To be clear, plenty of economists support climate policies. They find that taking action to reduce emissions now would be far more prudent than incurring the costs associated with doing nothing, as my colleague Rachel Cleetus has regularly chronicled.
Further, the biggest hurdle for climate policy is not that advocates occasionally overstate the risks associated with climate change, though they do. The people throwing down roadblocks work for fossil fuel companies, their trade groups, and ideological allies with ties to polluting industries, such as Americans for Prosperity. Given the size and scope of their lobbying efforts and their persistent electoral challenges to policymakers who embrace climate policy, they must bear some responsibility for political intransigence on climate issues as well as the fact that 23 percent of Americans are under the impression that climate change is not occurring.

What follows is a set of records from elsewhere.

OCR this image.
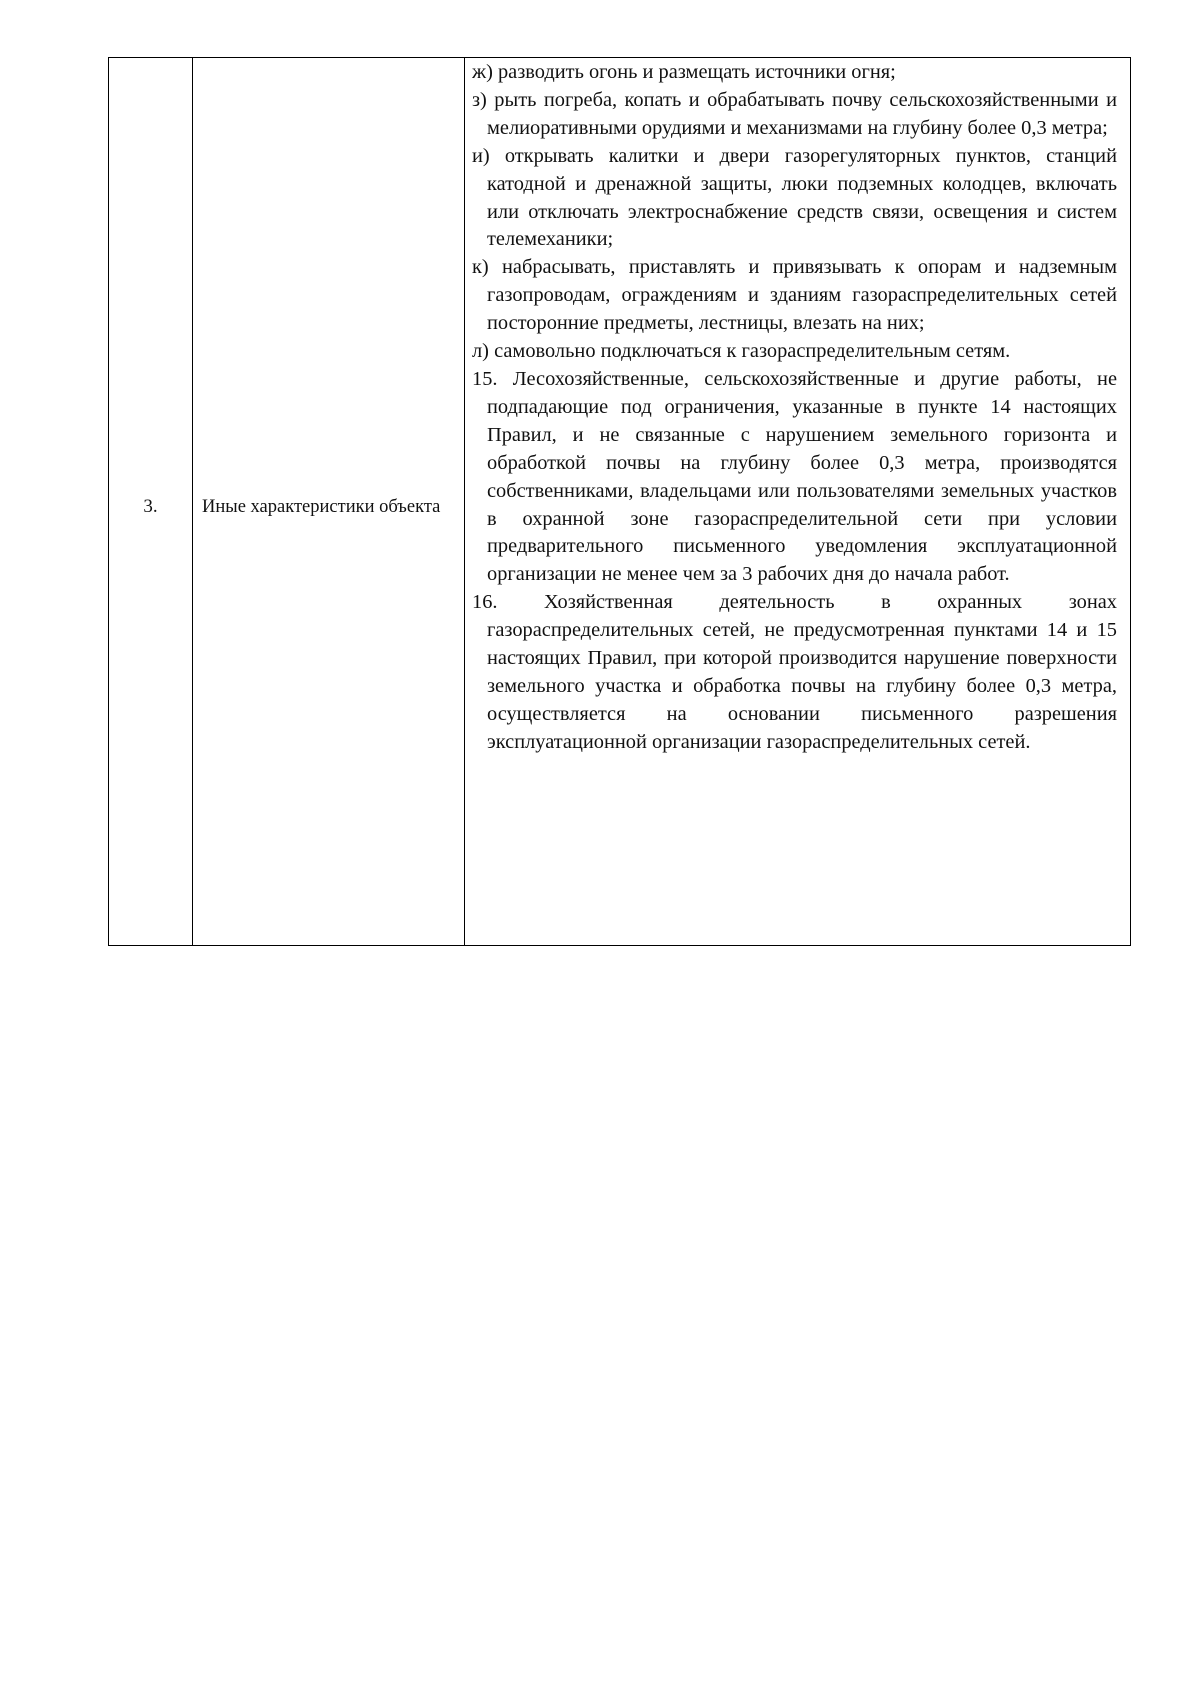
3. Иные характеристики объекта

ж) разводить огонь и размещать источники огня;

з) рыть погреба, копать и обрабатывать почву сельскохозяйственными и мелиоративными орудиями и механизмами на глубину более 0,3 метра;

и) открывать калитки и двери газорегуляторных пунктов, станций катодной и дренажной защиты, люки подземных колодцев, включать или отключать электроснабжение средств связи, освещения и систем телемеханики;

к) набрасывать, приставлять и привязывать к опорам и надземным газопроводам, ограждениям и зданиям газораспределительных сетей посторонние предметы, лестницы, влезать на них;

л) самовольно подключаться к газораспределительным сетям.

15. Лесохозяйственные, сельскохозяйственные и другие работы, не подпадающие под ограничения, указанные в пункте 14 настоящих Правил, и не связанные с нарушением земельного горизонта и обработкой почвы на глубину более 0,3 метра, производятся собственниками, владельцами или пользователями земельных участков в охранной зоне газораспределительной сети при условии предварительного письменного уведомления эксплуатационной организации не менее чем за 3 рабочих дня до начала работ.

16. Хозяйственная деятельность в охранных зонах газораспределительных сетей, не предусмотренная пунктами 14 и 15 настоящих Правил, при которой производится нарушение поверхности земельного участка и обработка почвы на глубину более 0,3 метра, осуществляется на основании письменного разрешения эксплуатационной организации газораспределительных сетей.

This is an old story, for sure, but that doesn’t make it any less true. It’s also worth pointing out that even when advocates get the science exactly right, opponents of climate policy still label them “Chicken Littles.” They do the same thing to scientists who publicly speak about their research, too.
In this same vein, Mann cites the old canard that warming has temporarily stopped, a claim the SkepticalScience.com has described as one of the “most common” misunderstandings about climate change. Mann ascribes the claim to “critics,” but doesn’t say who they are. In my experience, it’s been the groups listed above that are opposed to climate policy and spread misinformation about climate science. Mann treated their claim far too seriously, as if it was a valid “opposing view” to the science.
Mann also suggests that people who favor climate policy want a decentralized, smaller-scale economy. That might be true for some “deep greens” but it doesn’t represent mainstream opinion among climate advocates. In fact, major corporations, investment groups, and insurance companies are pushing for climate policy, too, and many are already integrating the effects of climate change into their business plans.
Again, they are listening. The conversation is changing.
Ignoring policies that work
Mann reviews the work of Yale economist William Nordhaus, who favors a global carbon price. Mann argues that no such global pricing has even been enacted. While that’s true, Mann neglects policies like California’s cap-and-trade program and the Regional Greenhouse Gas Initiative in the U.S. Northeast, along with dozens of other programs from around the world.
Further, Mann’s piece offers no discussion of renewable energy. Yet increasing reliance on renewables is one of the cornerstones of Obama Administration climate policy and renewables are a significant building block states can use to comply with forthcoming Environmental Protection Agency carbon rules.
Renewable energy is also another area where the ugly divides on climate policy can sometimes break down. For instance, Rep. Steve King (R-Iowa) has called climate scientists “frauds,” but at the same time he has vigorously defended and promoted Iowa’s flourishing wind industry.
Toward a rational climate debate
Mann closes his piece by suggesting that the prospect of geo-engineering might be enough to scare policymakers into action. That may be true, but we’re thankfully not there yet.
In the meantime, the realities of observable climate change are already changing how people think and talk about climate change, as well as policy debates at the local and national level.
Mann writes that no one knows “how soon reality will trump ideology” on climate change. It might be happening soon. It’s getting harder to pay for wildfires and coastal flooding, which are being exacerbated by a changing climate. Politicians are slowly backing off rejecting the science as they see how climate change is affecting their constituents.
I agree with some of Mann’s criticism of past mistakes climate policy advocates have made. But overall, his piece missed the mark. More and more people are listening. It’s worth telling their stories.